C’est dans cette ambiance survoltée de boulimie intellectuelle et politique que Daniel Lindenberg rencontre Christian Bachmann, étudiant sartrien brillantissime, qui est un peu au carrefour de ces multiples sensibilités. Celui-ci participe notamment aux Cahiers de littérature , publication de la FGEL, où il rend compte pour les autres étudiants des nouveautés en linguistique ou en sociologie. C’est là le début de son engagement pour un renouvellement de l’enseignement du français, qui le mène à travers les banlieues au contact des enfants des classes populaires et/ou immigrés, persuadé que l’apprentissage de la langue est aussi une conquête politique. Leur forte amitié est marquée par quelques grands mythes, d’ Aden-Arabie de Paul Nizan ( « j’avais vingt ans et je ne laisserai personne dire que c’est le plus bel âge de la vie »… ), à l’Éducation sentimentale de Flaubert, en passant, évidemment, par Lénine… D’origine suisse et protestante, Christian Bachmann en « impose » à Daniel Lindenberg, selon le mot de l’auteur, par sa culture et sa curiosité tous azimuts, de la grande littérature à la science-fiction, du cinéma d’auteur au rock’n’roll : « Ce qui faisait déjà sa force et son charisme […], c’était d’être une contre-culture à lui tout seul »… Devenu sociologue, il est un auteur prolifique dans des domaines très divers, parfois à quatre mains, ou parfois même sans signer lui-même, « merveilleux “coach” intellectuel » pour de nombreux auteurs reconnus.
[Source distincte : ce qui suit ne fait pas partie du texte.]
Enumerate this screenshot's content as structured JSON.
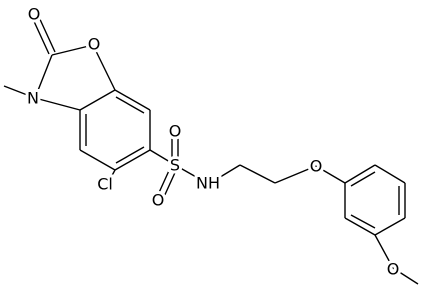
{
  "atoms": [
    {
      "label": "O"
    },
    {
      "label": "O"
    },
    {
      "label": "N"
    },
    {
      "label": "Cl"
    },
    {
      "label": "S"
    },
    {
      "label": "O"
    },
    {
      "label": "O"
    },
    {
      "label": "N"
    },
    {
      "label": "H"
    },
    {
      "label": "O"
    },
    {
      "label": "O"
    }
  ]
}
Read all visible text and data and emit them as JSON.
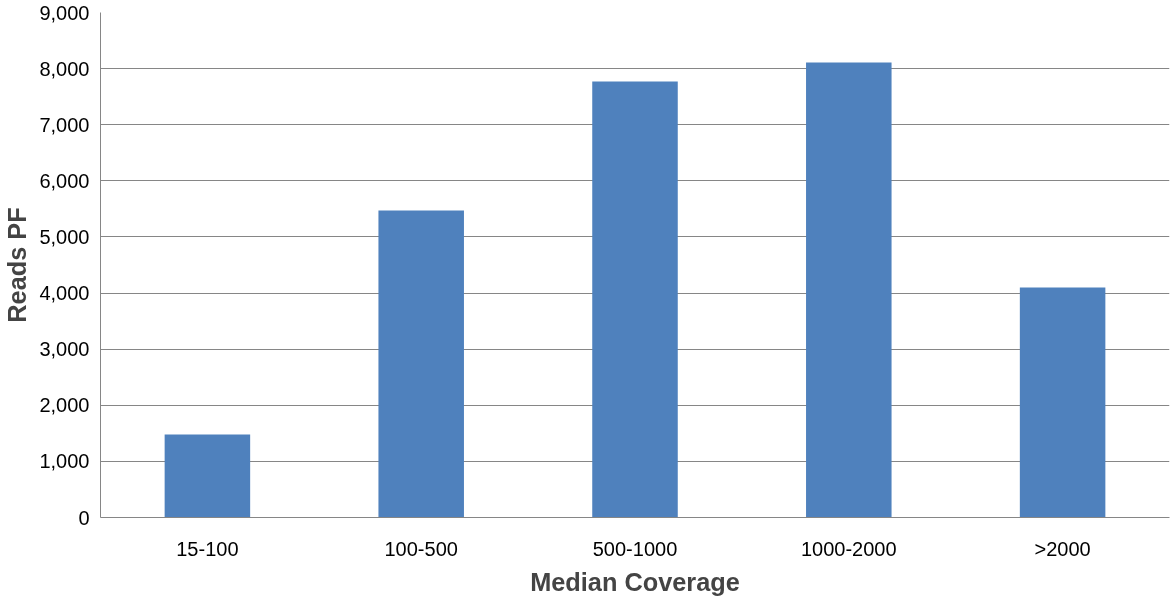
{
  "chart_data": {
    "type": "bar",
    "xlabel": "Median Coverage",
    "ylabel": "Reads PF",
    "categories": [
      "15-100",
      "100-500",
      "500-1000",
      "1000-2000",
      ">2000"
    ],
    "values": [
      1480,
      5470,
      7770,
      8110,
      4100
    ],
    "color": "#4f81bd",
    "ylim": [
      0,
      9000
    ],
    "yticks": [
      {
        "value": 0,
        "label": "0"
      },
      {
        "value": 1000,
        "label": "1,000"
      },
      {
        "value": 2000,
        "label": "2,000"
      },
      {
        "value": 3000,
        "label": "3,000"
      },
      {
        "value": 4000,
        "label": "4,000"
      },
      {
        "value": 5000,
        "label": "5,000"
      },
      {
        "value": 6000,
        "label": "6,000"
      },
      {
        "value": 7000,
        "label": "7,000"
      },
      {
        "value": 8000,
        "label": "8,000"
      },
      {
        "value": 9000,
        "label": "9,000"
      }
    ],
    "grid": "y"
  }
}
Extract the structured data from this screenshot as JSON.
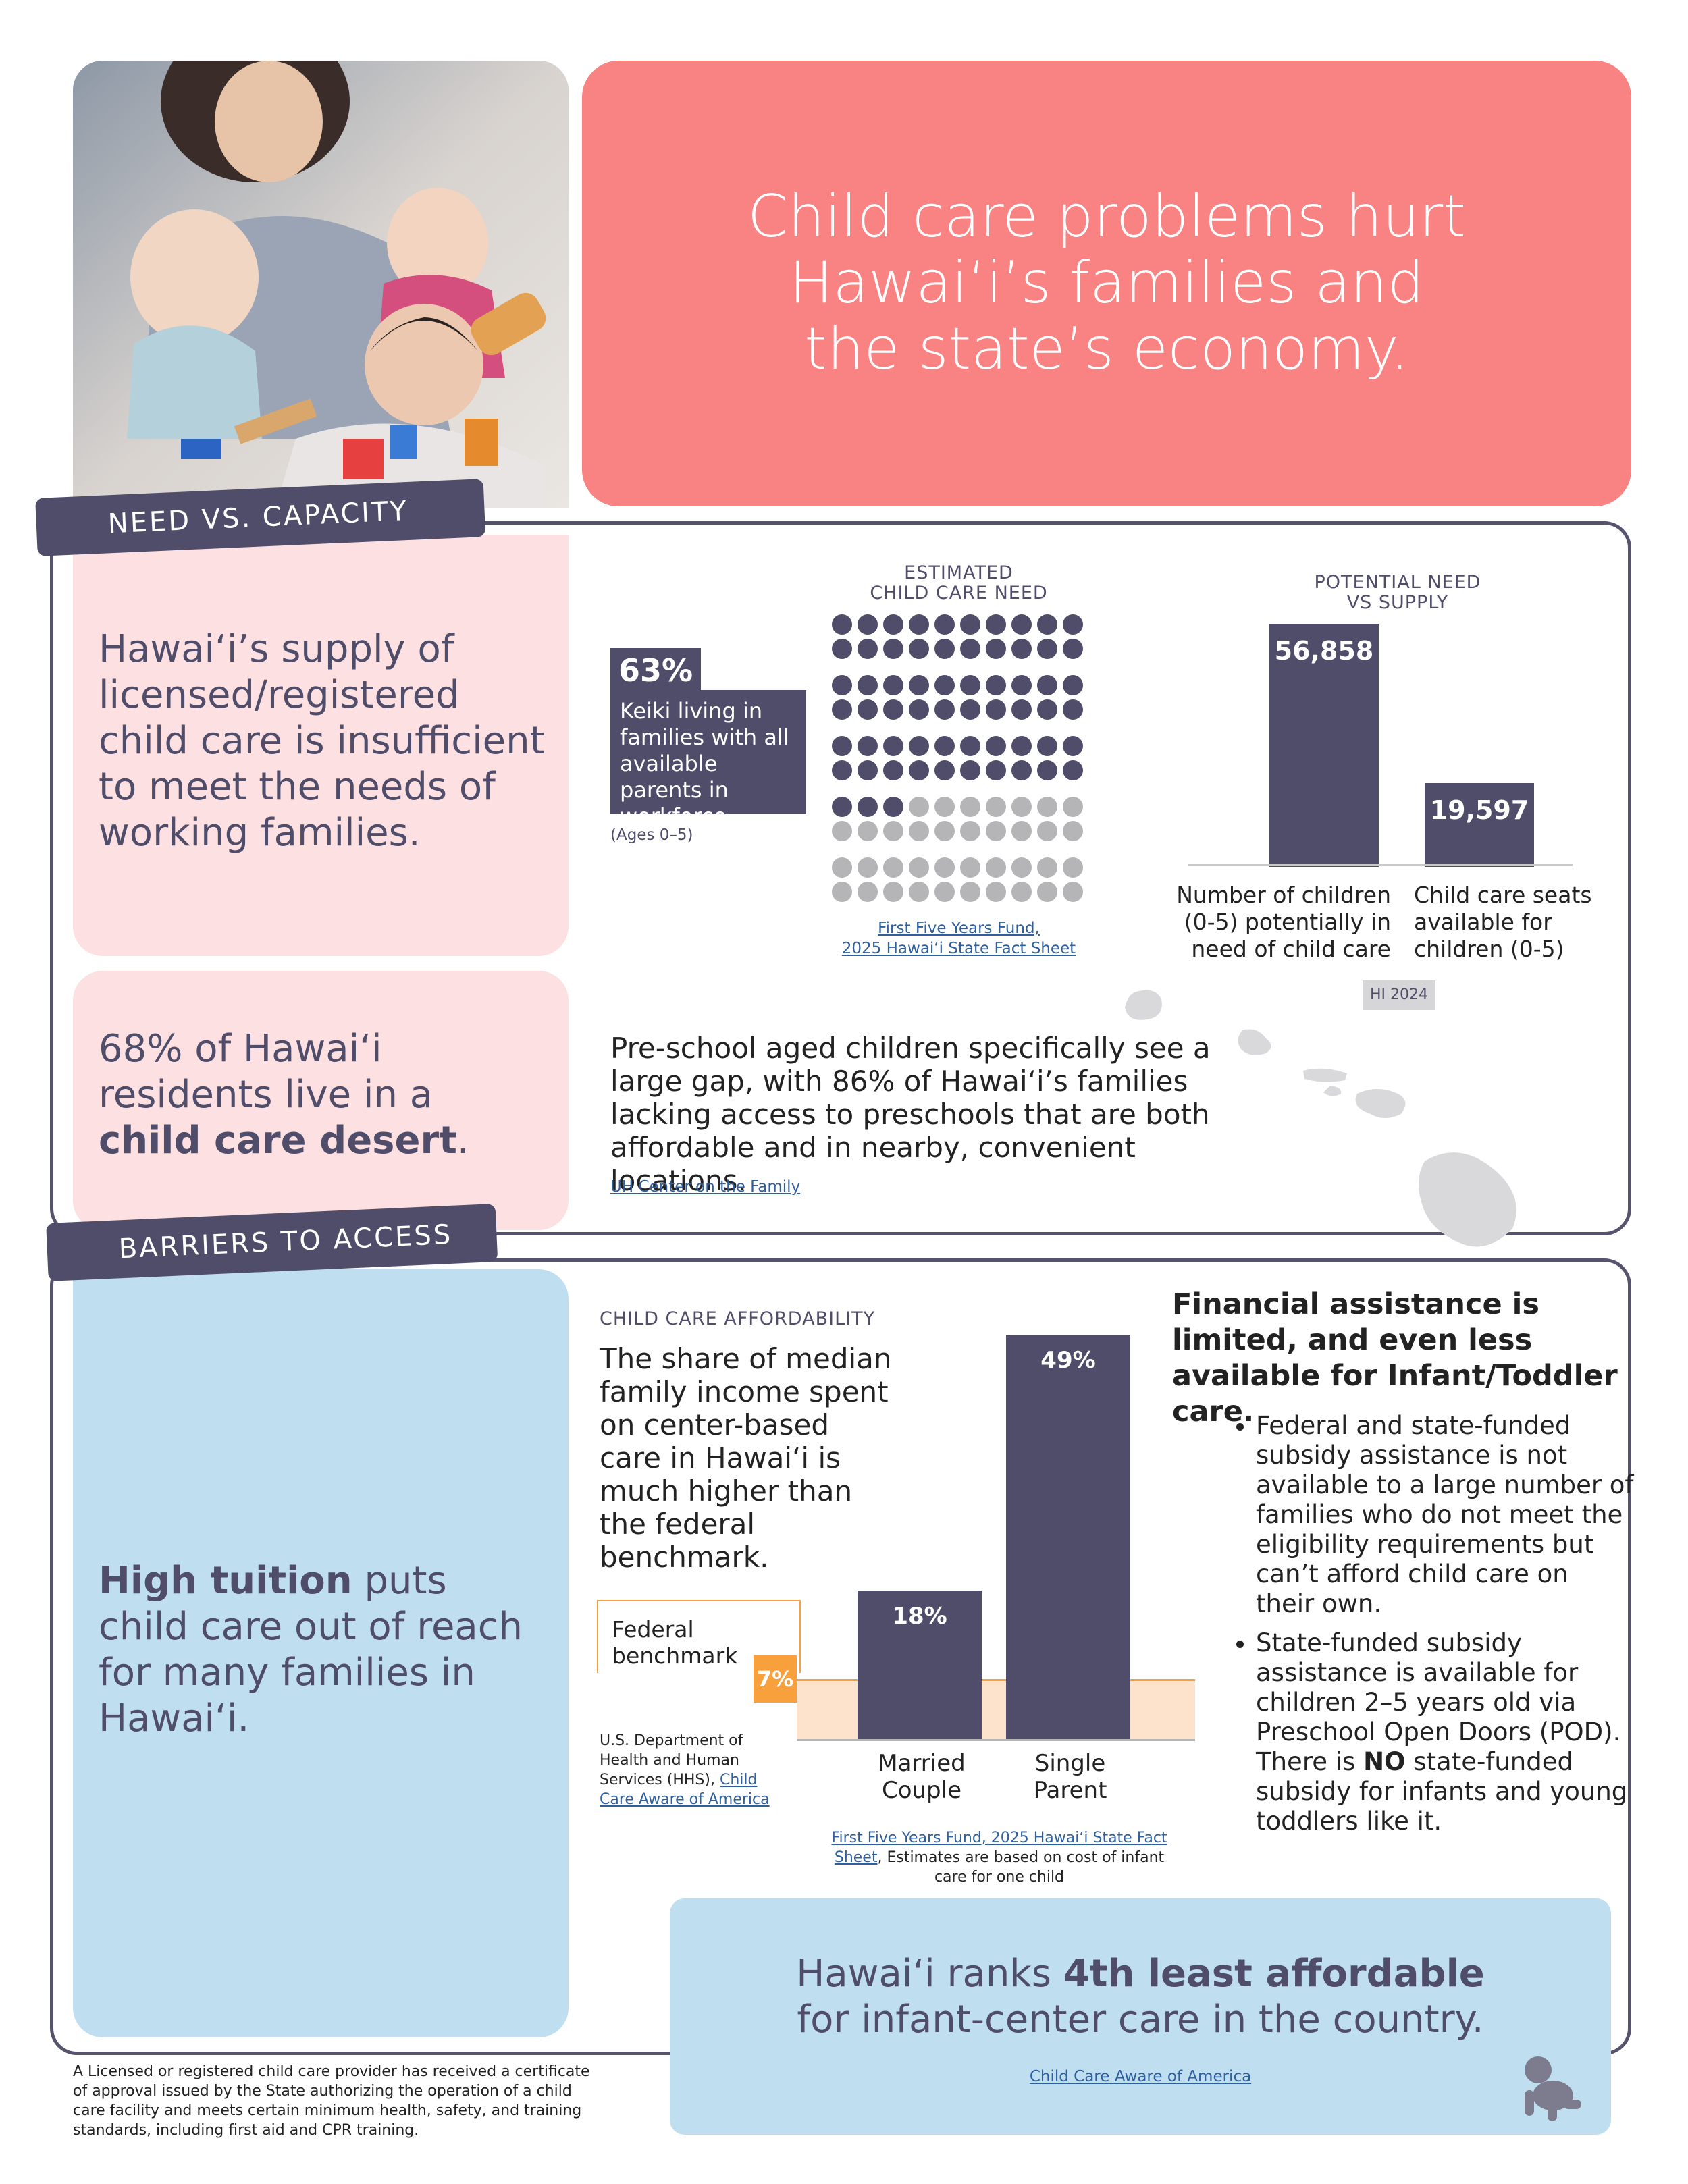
{
  "header": {
    "title_lines": [
      "Child care problems hurt",
      "Hawaiʻi’s families and",
      "the state’s economy."
    ]
  },
  "need": {
    "tab_label": "NEED VS. CAPACITY",
    "supply_statement": "Hawaiʻi’s supply of licensed/registered child care is insufficient to meet the needs of working families.",
    "stat_pct": "63%",
    "stat_desc": "Keiki living in families with all available parents in workforce",
    "stat_ages": "(Ages 0–5)",
    "dots_title_line1": "ESTIMATED",
    "dots_title_line2": "CHILD CARE NEED",
    "dots_filled": 63,
    "dots_total": 100,
    "dots_source_line1": "First Five Years Fund,",
    "dots_source_line2": "2025 Hawaiʻi State Fact Sheet",
    "supply_title_line1": "POTENTIAL NEED",
    "supply_title_line2": "VS SUPPLY",
    "year_badge": "HI 2024",
    "desert_pre": "68% of Hawaiʻi residents live in a",
    "desert_bold": "child care desert",
    "desert_post": ".",
    "preschool_text": "Pre-school aged children specifically see a large gap, with 86% of Hawaiʻi’s families lacking access to preschools that are both affordable and in nearby, convenient locations.",
    "preschool_source": "UH Center on the Family"
  },
  "barriers": {
    "tab_label": "BARRIERS TO ACCESS",
    "tuition_bold": "High tuition",
    "tuition_rest": " puts child care out of reach for many families in Hawaiʻi.",
    "afford_title": "CHILD CARE AFFORDABILITY",
    "afford_desc": "The share of median family income spent on center-based care in Hawaiʻi is much higher than the federal benchmark.",
    "benchmark_label_line1": "Federal",
    "benchmark_label_line2": "benchmark",
    "benchmark_value": "7%",
    "hhs_source_text": "U.S. Department of Health and Human Services (HHS), ",
    "hhs_source_link": "Child Care Aware of America",
    "chart_source_link": "First Five Years Fund, 2025 Hawaiʻi State Fact Sheet",
    "chart_source_note": ", Estimates are based on cost of infant care for one child",
    "fin_heading": "Financial assistance is limited, and even less available for Infant/Toddler care.",
    "bullet1": "Federal and state-funded subsidy assistance is not available to a large number of families who do not meet the eligibility requirements but can’t afford child care on their own.",
    "bullet2_pre": "State-funded subsidy assistance is available for children 2–5 years old via Preschool Open Doors (POD). There is ",
    "bullet2_bold": "NO",
    "bullet2_post": " state-funded subsidy for infants and young toddlers like it.",
    "rank_pre": "Hawaiʻi ranks ",
    "rank_bold": "4th least affordable",
    "rank_line2": "for infant-center care in the country.",
    "rank_source": "Child Care Aware of America"
  },
  "footnote": "A Licensed or registered child care provider has received a certificate of approval issued by the State authorizing the operation of a child care facility and meets certain minimum health, safety, and training standards, including first aid and CPR training.",
  "chart_data": [
    {
      "type": "bar",
      "title": "POTENTIAL NEED VS SUPPLY",
      "categories": [
        "Number of children (0-5) potentially in need of child care",
        "Child care seats available for children (0-5)"
      ],
      "values": [
        56858,
        19597
      ],
      "value_labels": [
        "56,858",
        "19,597"
      ],
      "category_lines": [
        [
          "Number of children",
          "(0-5) potentially in",
          "need of child care"
        ],
        [
          "Child care seats",
          "available for",
          "children (0-5)"
        ]
      ],
      "ylim": [
        0,
        60000
      ]
    },
    {
      "type": "bar",
      "title": "CHILD CARE AFFORDABILITY",
      "categories": [
        "Married Couple",
        "Single Parent"
      ],
      "category_lines": [
        [
          "Married",
          "Couple"
        ],
        [
          "Single",
          "Parent"
        ]
      ],
      "values": [
        18,
        49
      ],
      "value_labels": [
        "18%",
        "49%"
      ],
      "benchmark": 7,
      "ylim": [
        0,
        50
      ]
    }
  ],
  "colors": {
    "coral": "#f88382",
    "navy": "#4f4d6a",
    "pink": "#fde0e1",
    "blue": "#bfdff0",
    "orange": "#f7a03c",
    "peach": "#fde3cc",
    "gray": "#b5b4b7"
  }
}
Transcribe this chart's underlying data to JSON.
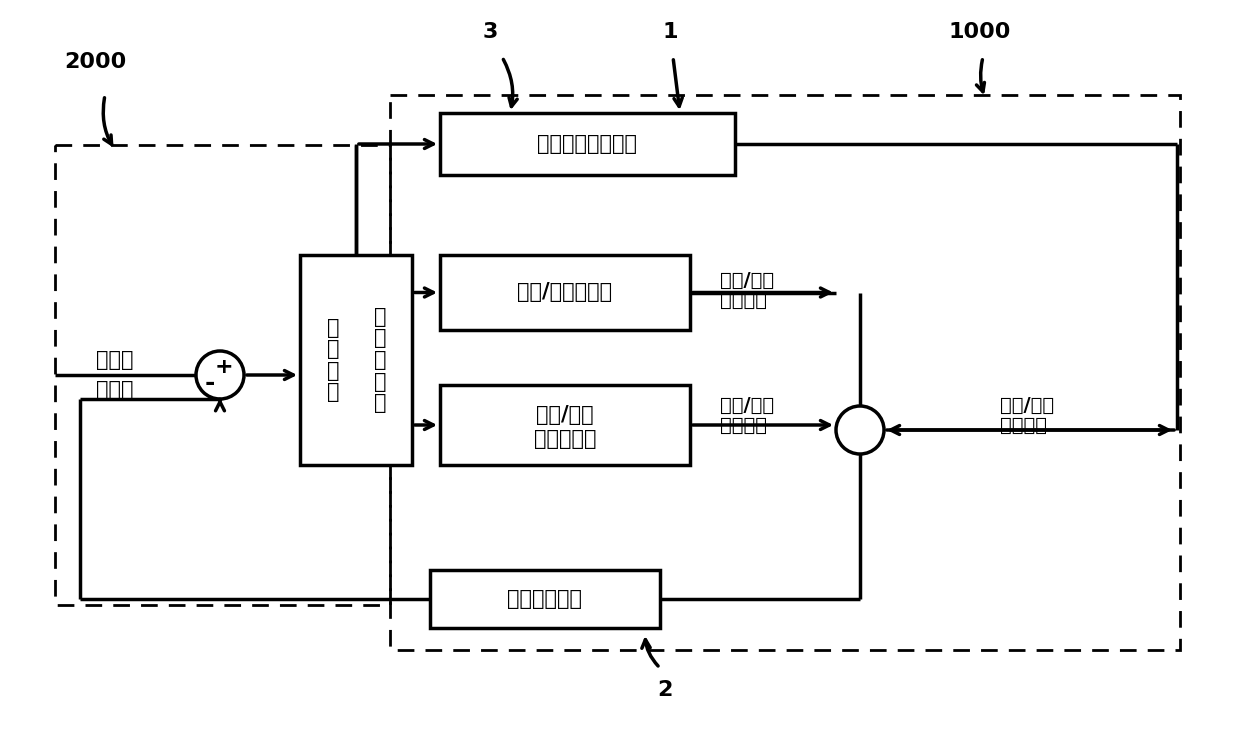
{
  "bg_color": "#ffffff",
  "label_2000": "2000",
  "label_1": "1",
  "label_2": "2",
  "label_3": "3",
  "label_1000": "1000",
  "box_ideal_line1": "理想端",
  "box_ideal_line2": "点位置",
  "box_motion_left": "运\n动\n分\n解",
  "box_motion_right": "运\n动\n规\n划\n与",
  "box_sensor": "六自由度力传感器",
  "box_rotator": "导丝/导轨旋转器",
  "box_linear_line1": "导丝/导轨",
  "box_linear_line2": "直线运动器",
  "box_measured": "实测端点位置",
  "label_rotation_line1": "导丝/导管",
  "label_rotation_line2": "旋转运动",
  "label_linear_line1": "导丝/导管",
  "label_linear_line2": "直线运动",
  "label_output_line1": "导丝/导管",
  "label_output_line2": "端点运动",
  "plus_sign": "+",
  "minus_sign": "-"
}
Il publie d’abord un très original Lénine en 1969, avant de s’orienter vers le travail social en banlieue, à l’origine de l’un des ouvrages majeurs sur la question des émeutes dans les cités, sans cesse cité aujourd’hui, Violences urbaines [^2], écrit avec la sociologue Nicole Le Guennec. Autre ouvrage de référence, il publie, avec la sociologue Anne Coppel, l’une des meilleures spécialistes des questions de drogues en France, le Dragon domestique
[^3], qui relate « deux siècles de relations étranges entre l’Occident et la drogue ». Si ses livres sont toujours remarqués, Christian Bachmann n’est pas homme à passer à la télévision, se considérant en fait en une sorte de militant à la base.

L’ouvrage de Daniel Lindenberg lui rend aujourd’hui hommage de belle manière, convaincu que dans une histoire des années 1960 et de Mai 68 – Christian Bachmann milite ensuite aux (mythiques) Cahiers de mai, à la fois revue militante et organisation révolutionnaire –, son nom « méritait de retrouver sa véritable place, nonobstant son intransigeant “refus de parvenir” ». En effet, loin des préoccupations matérielles, ses livres et très nombreux rapports de sociologue sur les univers qu’il investissait souvent corps et âme – il a ainsi déménagé à la « Cité des 4000 » à la Courneuve pour mieux comprendre ceux qui y vivent – étaient d’abord l’expression d’un engagement politique et existentiel, et, comme le souligne Daniel Lindenberg, un moyen de « prolonger la révolte sur un autre plan ».
Ce livre de souvenirs sur une époque dont on célèbre aujourd’hui le moment le plus symbolique, Mai 68, est donc l’occasion de (re)découvrir Christian Bachmann, décédé en 1997 et aujourd’hui peu connu du fait de son refus de se mettre en avant. L’une de ses amies fidèles, la sociologue Anne Coppel, le rappelait elle-même, dans un texte lu lors de son inhumation : avec son « intelligence vive et claire », donnée « sans compter à tous les passants et d’abord aux plus humbles d’entre eux » , Christian Bachmann « ne s’intéressait pas beaucoup à lui. Il avait d’autres choses à faire. Il était pressé par le temps. Il avait mis son intelligence “au service de la cause du peuple”, le mot d’ordre le faisait hurler de rire » . C’est une partie de ce rire et de ce « refus de parvenir » , allié à un engagement sincère, que restitue aujourd’hui, dans un style élégant et alerte, Daniel Lindenberg.

[^2]: Albin Michel, 1993, en poche chez Hachette-Pluriel.

[^3]: Albin Michel, 1989, réédité en Points-Seuil sous le titre les Drogues dans le monde.